On 2020-05-22 16:30, Steve Grubb wrote:
Hello,

I am working on our application whitelisting daemon. It uses the rpmdb to
derive trust in what's on disk. If we use the whole rpmdb, then the number of
files is large. So, to prune the amount of entries in the trust db down to a
reasonable number, I thought we could jettison anything in /usr/share.

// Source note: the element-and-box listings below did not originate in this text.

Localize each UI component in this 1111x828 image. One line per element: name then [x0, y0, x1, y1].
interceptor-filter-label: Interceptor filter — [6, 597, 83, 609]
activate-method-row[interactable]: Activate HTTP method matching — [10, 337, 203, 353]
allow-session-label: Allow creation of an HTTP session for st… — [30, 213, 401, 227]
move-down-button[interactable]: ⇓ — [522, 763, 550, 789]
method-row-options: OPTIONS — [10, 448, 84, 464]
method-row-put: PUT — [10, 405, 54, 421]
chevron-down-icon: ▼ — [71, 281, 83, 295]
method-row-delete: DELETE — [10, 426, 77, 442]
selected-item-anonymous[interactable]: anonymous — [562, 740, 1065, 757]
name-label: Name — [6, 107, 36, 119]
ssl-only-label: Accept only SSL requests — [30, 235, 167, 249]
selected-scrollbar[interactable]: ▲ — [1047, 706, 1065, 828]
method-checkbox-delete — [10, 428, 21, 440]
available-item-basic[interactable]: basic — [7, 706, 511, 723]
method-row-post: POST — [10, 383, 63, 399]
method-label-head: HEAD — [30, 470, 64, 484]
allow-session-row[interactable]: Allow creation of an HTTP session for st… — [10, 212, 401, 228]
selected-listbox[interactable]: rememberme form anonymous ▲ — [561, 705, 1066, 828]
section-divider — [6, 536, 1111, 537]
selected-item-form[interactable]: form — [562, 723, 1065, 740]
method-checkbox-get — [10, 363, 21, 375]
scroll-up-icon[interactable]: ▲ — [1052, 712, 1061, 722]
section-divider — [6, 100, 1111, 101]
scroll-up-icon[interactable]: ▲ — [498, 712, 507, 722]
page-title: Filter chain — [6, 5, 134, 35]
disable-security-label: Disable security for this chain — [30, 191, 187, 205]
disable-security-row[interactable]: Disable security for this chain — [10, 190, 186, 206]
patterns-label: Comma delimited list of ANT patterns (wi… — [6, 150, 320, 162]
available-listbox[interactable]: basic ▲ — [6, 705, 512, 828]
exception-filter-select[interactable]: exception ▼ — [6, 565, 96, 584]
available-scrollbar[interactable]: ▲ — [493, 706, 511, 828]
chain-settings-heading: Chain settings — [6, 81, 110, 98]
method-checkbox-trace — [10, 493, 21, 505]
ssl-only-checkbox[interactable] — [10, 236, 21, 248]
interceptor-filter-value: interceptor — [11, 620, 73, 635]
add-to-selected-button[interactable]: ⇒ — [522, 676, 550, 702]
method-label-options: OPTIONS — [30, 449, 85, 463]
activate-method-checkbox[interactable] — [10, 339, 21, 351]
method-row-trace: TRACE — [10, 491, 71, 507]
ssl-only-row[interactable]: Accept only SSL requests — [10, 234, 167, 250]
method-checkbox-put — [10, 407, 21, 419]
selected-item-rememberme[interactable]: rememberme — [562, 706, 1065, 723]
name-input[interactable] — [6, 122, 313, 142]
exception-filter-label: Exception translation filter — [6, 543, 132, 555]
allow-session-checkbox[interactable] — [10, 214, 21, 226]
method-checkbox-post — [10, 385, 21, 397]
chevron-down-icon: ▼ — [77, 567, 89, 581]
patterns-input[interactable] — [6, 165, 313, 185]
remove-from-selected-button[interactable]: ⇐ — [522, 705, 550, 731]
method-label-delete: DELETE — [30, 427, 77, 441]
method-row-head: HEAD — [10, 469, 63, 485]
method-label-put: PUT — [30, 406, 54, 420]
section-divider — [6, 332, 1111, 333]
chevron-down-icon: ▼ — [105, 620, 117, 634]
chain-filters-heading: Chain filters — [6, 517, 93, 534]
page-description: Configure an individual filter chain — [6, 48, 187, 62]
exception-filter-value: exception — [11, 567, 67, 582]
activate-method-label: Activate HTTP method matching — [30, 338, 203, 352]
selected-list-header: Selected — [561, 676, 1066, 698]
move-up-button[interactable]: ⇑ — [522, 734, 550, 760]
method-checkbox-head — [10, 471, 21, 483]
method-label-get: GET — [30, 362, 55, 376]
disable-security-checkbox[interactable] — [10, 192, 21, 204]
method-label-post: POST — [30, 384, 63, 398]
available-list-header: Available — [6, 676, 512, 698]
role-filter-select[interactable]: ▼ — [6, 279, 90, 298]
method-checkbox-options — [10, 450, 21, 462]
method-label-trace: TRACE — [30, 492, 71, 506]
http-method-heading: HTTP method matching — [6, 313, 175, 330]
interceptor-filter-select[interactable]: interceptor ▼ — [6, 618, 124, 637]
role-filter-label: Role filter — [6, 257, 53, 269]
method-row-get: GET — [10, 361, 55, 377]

According to the Filesystem Hierarchy Standard [1] it says this about /usr/
share:

The /usr/share hierarchy is for all read-only architecture independent data
files.

But what I'm finding in practice is that cinnamon places its javascript there,
there are libexec dirs that contain executable code, there are python and
byte compiled python over there. In short, the system doesn't work because
critical executables are in /usr/share.

The question is what should be done about this? Do we care that things are in
/usr/share that are not following the Filesystem Hierarchy Standard? If we
do, what is the proper fix this this? Should bz be opened against each
component?

Does "read-only architecture independent data" mean the files must not be programs? Javascript, Python scripts and Python bytecode are all read-only and architecture independent. And everything on disk is data. The document you linked explicitly gives troff macros and "perl" as examples of what goes in /usr/share/.

IMO, /usr/share/ would be a better place for *all* pure-Python modules than /usr/lib/, where they are now. The main reason they weren't moved is that the move would cause a lot of disruption.